Mr. Reed raises at least five different prison-condition claims. The only items in the record addressing the exhaustion requirement are (1) a conclusory statement claiming that "Plaintiff has previously sought informal or formal relief from the appropriate administrative officials regarding the acts complained of herein to no avail," R. Vol. I, doc. 8 at 7, and (2) a copy of one grievance, which does not indicate the grievance level or outcome. Mr. Reed's pleadings and attached grievance form do not satisfy the requirements of Steele by establishing that he has exhausted all his administrative remedies. To the extent that he may be able to satisfy the exhaustion requirement for a claim by showing that he was thwarted by prison authorities, he must allege that in his district-court pleadings as well.

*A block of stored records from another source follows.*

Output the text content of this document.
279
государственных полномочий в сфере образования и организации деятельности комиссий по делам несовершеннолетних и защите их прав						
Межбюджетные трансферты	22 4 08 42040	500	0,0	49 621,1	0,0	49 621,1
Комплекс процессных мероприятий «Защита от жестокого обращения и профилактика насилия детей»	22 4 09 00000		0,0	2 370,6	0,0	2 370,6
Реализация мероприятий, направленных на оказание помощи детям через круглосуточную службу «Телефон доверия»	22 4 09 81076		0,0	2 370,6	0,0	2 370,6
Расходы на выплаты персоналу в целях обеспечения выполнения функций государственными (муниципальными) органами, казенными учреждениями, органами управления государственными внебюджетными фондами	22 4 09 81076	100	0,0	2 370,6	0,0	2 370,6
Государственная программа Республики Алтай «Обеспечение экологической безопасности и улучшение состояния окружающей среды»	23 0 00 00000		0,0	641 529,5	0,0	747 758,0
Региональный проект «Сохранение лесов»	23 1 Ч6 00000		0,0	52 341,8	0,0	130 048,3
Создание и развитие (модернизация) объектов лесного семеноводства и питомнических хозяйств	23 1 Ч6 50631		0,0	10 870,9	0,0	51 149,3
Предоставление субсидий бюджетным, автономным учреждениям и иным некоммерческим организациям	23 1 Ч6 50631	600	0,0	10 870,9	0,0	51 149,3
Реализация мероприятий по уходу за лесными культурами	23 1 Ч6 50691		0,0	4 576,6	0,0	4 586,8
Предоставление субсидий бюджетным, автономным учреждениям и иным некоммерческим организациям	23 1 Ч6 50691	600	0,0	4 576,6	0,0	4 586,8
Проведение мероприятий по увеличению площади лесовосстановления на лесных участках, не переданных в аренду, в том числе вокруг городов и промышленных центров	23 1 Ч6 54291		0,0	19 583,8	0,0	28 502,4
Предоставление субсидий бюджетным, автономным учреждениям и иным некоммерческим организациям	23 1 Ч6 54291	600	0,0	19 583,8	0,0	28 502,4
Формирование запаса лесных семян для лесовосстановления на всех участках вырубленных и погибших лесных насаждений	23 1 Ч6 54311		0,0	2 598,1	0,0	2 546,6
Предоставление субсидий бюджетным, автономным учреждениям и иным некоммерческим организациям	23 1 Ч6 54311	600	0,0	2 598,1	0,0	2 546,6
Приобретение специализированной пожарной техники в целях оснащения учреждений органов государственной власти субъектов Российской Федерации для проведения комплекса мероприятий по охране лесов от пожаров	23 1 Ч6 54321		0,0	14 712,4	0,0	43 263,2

Having conducted de novo review, see Ross, 365 F.3d at 1185, we AFFIRM for substantially the same reasons stated by the district court. Mr. Reed's motion to pay the appellate filing fee in partial payments is GRANTED. He is reminded that he is obligated to continue making partial payments until the entire fee is paid.
ENTERED FOR THE COURT
Harris L Hartz
Circuit Judge
*.After examining the briefs and appellate record, this panel has determined unanimously that oral argument would not materially assist the determination of this appeal. See Fed. R. App. P. 34(a)(2); 10th Cir. R. 34.1(G). The case is therefore ordered submitted without oral argument. This order and judgment is not binding precedent, except under the doctrines of law of the case, res judicata, and collateral estoppel. The court generally disfavors the citation of orders and judgments; nevertheless, an order and judgment may be cited under the terms and conditions of 10th Cir. R. 36.3.